Afterwards I joined a bunch of friends (several of whom had also taken the test) and we commemorated our academic endeavors by getting absolutely trashed on Brazilian sugar-cane booze. Fun times.
Come February, I've another test to prepare for- the U.S. Foreign Service Officer Exam. While I'm still studying Japanese for the fun and immediate utility of it, I'm also refreshing my knowledge of political science. Yay studying! Yay knowing stuff! Yay!
Dec 3, 2008
Aspiring to 61%
I've been pacing around my apartment a lot, listening to Japanesepod101, sitting with my textbooks on trains and in coffee shops, and have given myself a temporary respite from studying political science. During my breaks at work I've closed the door to my classroom and am reviewing grammar and testing myself with flash cards. The primary forms of leisure that I've allowed myself are either reading Dragonball in Japanese, or watching Witch Hunter Robin (albeit with subtitles), so that I don't have to exit my Japanese brain space more than is necessary. Yesterday I tried to limit the amount of English that I used with my manager and coworker (much to their amusement) and have generally tried to soak my brain in the language.
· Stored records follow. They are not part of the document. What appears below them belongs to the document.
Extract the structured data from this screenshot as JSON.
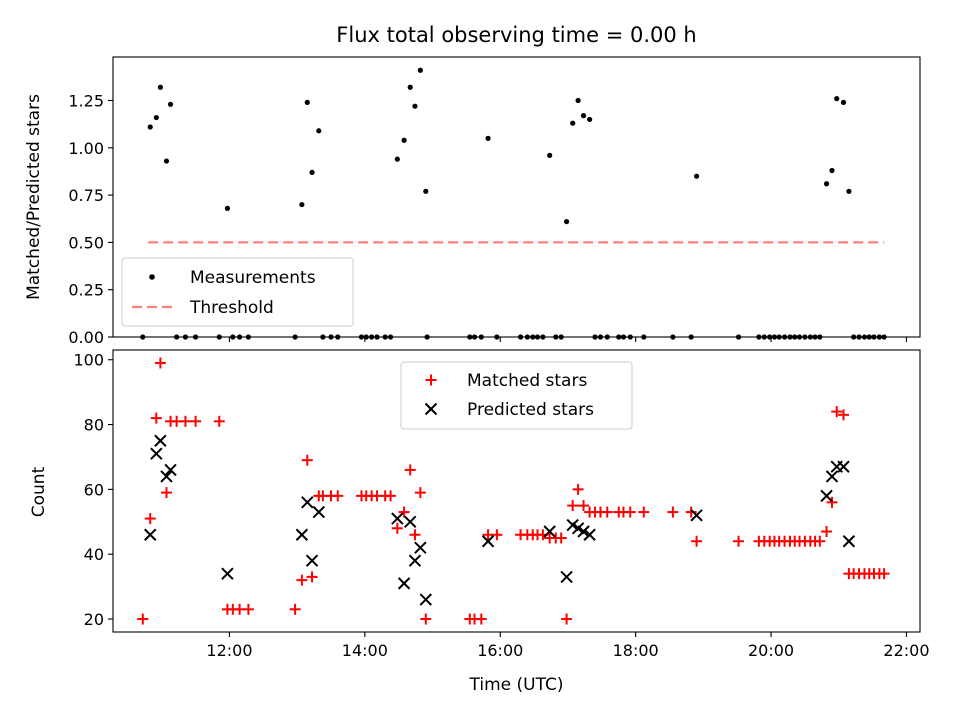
{
  "chart_data": [
    {
      "type": "scatter",
      "title": "Flux total observing time = 0.00 h",
      "ylabel": "Matched/Predicted stars",
      "xlim": [
        10.28,
        22.2
      ],
      "ylim": [
        0.0,
        1.48
      ],
      "yticks": [
        0.0,
        0.25,
        0.5,
        0.75,
        1.0,
        1.25
      ],
      "ytick_labels": [
        "0.00",
        "0.25",
        "0.50",
        "0.75",
        "1.00",
        "1.25"
      ],
      "threshold": {
        "value": 0.5,
        "x_start": 10.8,
        "x_end": 21.67,
        "color": "#ff7f7f"
      },
      "legend_placement": "lower left",
      "series": [
        {
          "name": "Measurements",
          "color": "#000000",
          "points": [
            [
              10.72,
              0
            ],
            [
              10.83,
              1.11
            ],
            [
              10.92,
              1.16
            ],
            [
              10.98,
              1.32
            ],
            [
              11.07,
              0.93
            ],
            [
              11.13,
              1.23
            ],
            [
              11.22,
              0
            ],
            [
              11.35,
              0
            ],
            [
              11.5,
              0
            ],
            [
              11.85,
              0
            ],
            [
              11.97,
              0.68
            ],
            [
              12.05,
              0
            ],
            [
              12.15,
              0
            ],
            [
              12.28,
              0
            ],
            [
              12.97,
              0
            ],
            [
              13.07,
              0.7
            ],
            [
              13.15,
              1.24
            ],
            [
              13.22,
              0.87
            ],
            [
              13.32,
              1.09
            ],
            [
              13.38,
              0
            ],
            [
              13.5,
              0
            ],
            [
              13.6,
              0
            ],
            [
              13.95,
              0
            ],
            [
              14.02,
              0
            ],
            [
              14.1,
              0
            ],
            [
              14.18,
              0
            ],
            [
              14.3,
              0
            ],
            [
              14.38,
              0
            ],
            [
              14.48,
              0.94
            ],
            [
              14.58,
              1.04
            ],
            [
              14.67,
              1.32
            ],
            [
              14.74,
              1.22
            ],
            [
              14.82,
              1.41
            ],
            [
              14.9,
              0.77
            ],
            [
              14.92,
              0
            ],
            [
              15.55,
              0
            ],
            [
              15.62,
              0
            ],
            [
              15.72,
              0
            ],
            [
              15.82,
              1.05
            ],
            [
              15.95,
              0
            ],
            [
              16.3,
              0
            ],
            [
              16.4,
              0
            ],
            [
              16.48,
              0
            ],
            [
              16.55,
              0
            ],
            [
              16.63,
              0
            ],
            [
              16.73,
              0.96
            ],
            [
              16.82,
              0
            ],
            [
              16.9,
              0
            ],
            [
              16.98,
              0.61
            ],
            [
              17.07,
              1.13
            ],
            [
              17.15,
              1.25
            ],
            [
              17.23,
              1.17
            ],
            [
              17.32,
              1.15
            ],
            [
              17.4,
              0
            ],
            [
              17.48,
              0
            ],
            [
              17.58,
              0
            ],
            [
              17.75,
              0
            ],
            [
              17.82,
              0
            ],
            [
              17.92,
              0
            ],
            [
              18.12,
              0
            ],
            [
              18.55,
              0
            ],
            [
              18.82,
              0
            ],
            [
              18.9,
              0.85
            ],
            [
              19.52,
              0
            ],
            [
              19.82,
              0
            ],
            [
              19.9,
              0
            ],
            [
              19.98,
              0
            ],
            [
              20.05,
              0
            ],
            [
              20.12,
              0
            ],
            [
              20.2,
              0
            ],
            [
              20.28,
              0
            ],
            [
              20.35,
              0
            ],
            [
              20.42,
              0
            ],
            [
              20.5,
              0
            ],
            [
              20.58,
              0
            ],
            [
              20.65,
              0
            ],
            [
              20.72,
              0
            ],
            [
              20.82,
              0.81
            ],
            [
              20.9,
              0.88
            ],
            [
              20.97,
              1.26
            ],
            [
              21.07,
              1.24
            ],
            [
              21.15,
              0.77
            ],
            [
              21.22,
              0
            ],
            [
              21.3,
              0
            ],
            [
              21.38,
              0
            ],
            [
              21.45,
              0
            ],
            [
              21.52,
              0
            ],
            [
              21.6,
              0
            ],
            [
              21.67,
              0
            ]
          ]
        }
      ]
    },
    {
      "type": "scatter",
      "xlabel": "Time (UTC)",
      "ylabel": "Count",
      "xlim": [
        10.28,
        22.2
      ],
      "ylim": [
        16,
        103
      ],
      "xticks": [
        12,
        14,
        16,
        18,
        20,
        22
      ],
      "xtick_labels": [
        "12:00",
        "14:00",
        "16:00",
        "18:00",
        "20:00",
        "22:00"
      ],
      "yticks": [
        20,
        40,
        60,
        80,
        100
      ],
      "ytick_labels": [
        "20",
        "40",
        "60",
        "80",
        "100"
      ],
      "legend_placement": "upper center",
      "series": [
        {
          "name": "Matched stars",
          "marker": "plus",
          "color": "#ff0000",
          "points": [
            [
              10.72,
              20
            ],
            [
              10.83,
              51
            ],
            [
              10.92,
              82
            ],
            [
              10.98,
              99
            ],
            [
              11.07,
              59
            ],
            [
              11.13,
              81
            ],
            [
              11.22,
              81
            ],
            [
              11.35,
              81
            ],
            [
              11.5,
              81
            ],
            [
              11.85,
              81
            ],
            [
              11.97,
              23
            ],
            [
              12.05,
              23
            ],
            [
              12.15,
              23
            ],
            [
              12.28,
              23
            ],
            [
              12.97,
              23
            ],
            [
              13.07,
              32
            ],
            [
              13.15,
              69
            ],
            [
              13.22,
              33
            ],
            [
              13.32,
              58
            ],
            [
              13.38,
              58
            ],
            [
              13.5,
              58
            ],
            [
              13.6,
              58
            ],
            [
              13.95,
              58
            ],
            [
              14.02,
              58
            ],
            [
              14.1,
              58
            ],
            [
              14.18,
              58
            ],
            [
              14.3,
              58
            ],
            [
              14.38,
              58
            ],
            [
              14.48,
              48
            ],
            [
              14.58,
              53
            ],
            [
              14.67,
              66
            ],
            [
              14.74,
              46
            ],
            [
              14.82,
              59
            ],
            [
              14.9,
              20
            ],
            [
              15.55,
              20
            ],
            [
              15.62,
              20
            ],
            [
              15.72,
              20
            ],
            [
              15.82,
              46
            ],
            [
              15.95,
              46
            ],
            [
              16.3,
              46
            ],
            [
              16.4,
              46
            ],
            [
              16.48,
              46
            ],
            [
              16.55,
              46
            ],
            [
              16.63,
              46
            ],
            [
              16.73,
              45
            ],
            [
              16.82,
              45
            ],
            [
              16.9,
              45
            ],
            [
              16.98,
              20
            ],
            [
              17.07,
              55
            ],
            [
              17.15,
              60
            ],
            [
              17.23,
              55
            ],
            [
              17.32,
              53
            ],
            [
              17.4,
              53
            ],
            [
              17.48,
              53
            ],
            [
              17.58,
              53
            ],
            [
              17.75,
              53
            ],
            [
              17.82,
              53
            ],
            [
              17.92,
              53
            ],
            [
              18.12,
              53
            ],
            [
              18.55,
              53
            ],
            [
              18.82,
              53
            ],
            [
              18.9,
              44
            ],
            [
              19.52,
              44
            ],
            [
              19.82,
              44
            ],
            [
              19.9,
              44
            ],
            [
              19.98,
              44
            ],
            [
              20.05,
              44
            ],
            [
              20.12,
              44
            ],
            [
              20.2,
              44
            ],
            [
              20.28,
              44
            ],
            [
              20.35,
              44
            ],
            [
              20.42,
              44
            ],
            [
              20.5,
              44
            ],
            [
              20.58,
              44
            ],
            [
              20.65,
              44
            ],
            [
              20.72,
              44
            ],
            [
              20.82,
              47
            ],
            [
              20.9,
              56
            ],
            [
              20.97,
              84
            ],
            [
              21.07,
              83
            ],
            [
              21.15,
              34
            ],
            [
              21.22,
              34
            ],
            [
              21.3,
              34
            ],
            [
              21.38,
              34
            ],
            [
              21.45,
              34
            ],
            [
              21.52,
              34
            ],
            [
              21.6,
              34
            ],
            [
              21.67,
              34
            ]
          ]
        },
        {
          "name": "Predicted stars",
          "marker": "x",
          "color": "#000000",
          "points": [
            [
              10.83,
              46
            ],
            [
              10.92,
              71
            ],
            [
              10.98,
              75
            ],
            [
              11.07,
              64
            ],
            [
              11.13,
              66
            ],
            [
              11.97,
              34
            ],
            [
              13.07,
              46
            ],
            [
              13.15,
              56
            ],
            [
              13.22,
              38
            ],
            [
              13.32,
              53
            ],
            [
              14.48,
              51
            ],
            [
              14.58,
              31
            ],
            [
              14.67,
              50
            ],
            [
              14.74,
              38
            ],
            [
              14.82,
              42
            ],
            [
              14.9,
              26
            ],
            [
              15.82,
              44
            ],
            [
              16.73,
              47
            ],
            [
              16.98,
              33
            ],
            [
              17.07,
              49
            ],
            [
              17.15,
              48
            ],
            [
              17.23,
              47
            ],
            [
              17.32,
              46
            ],
            [
              18.9,
              52
            ],
            [
              20.82,
              58
            ],
            [
              20.9,
              64
            ],
            [
              20.97,
              67
            ],
            [
              21.07,
              67
            ],
            [
              21.15,
              44
            ]
          ]
        }
      ]
    }
  ]
}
Why on earth am I doing this, you ask? On Sunday I'm taking the Japanese Language Proficiency Test, third level. This is the same test that I took last year, and failed. Granted, last year I was biting off a bit more than I could chew- I really should have taken the fourth level, the lowest one. I'm a bit more confident this time around- hopefully my brain will be sufficiently marinated in Nihongo that I pass.
But, the test is a bitch. So much of what I know I've learned from context, and the test is entirely decontextualized. This is good and bad. On one hand, language is always in context, so the test (much like many English test) is very artificial. On the other hand, it really does test whether or not you know the language in and of itself, not just whether you can read situations and deduce stuff.
Anyhow, this has made having to teach English a little odd. I'd rather be a student now, and would like to selfishly refrain from having to teach my own language. But, my free time is packed with an intesity of study that I never had when I was a university student, which is a nifty feeling.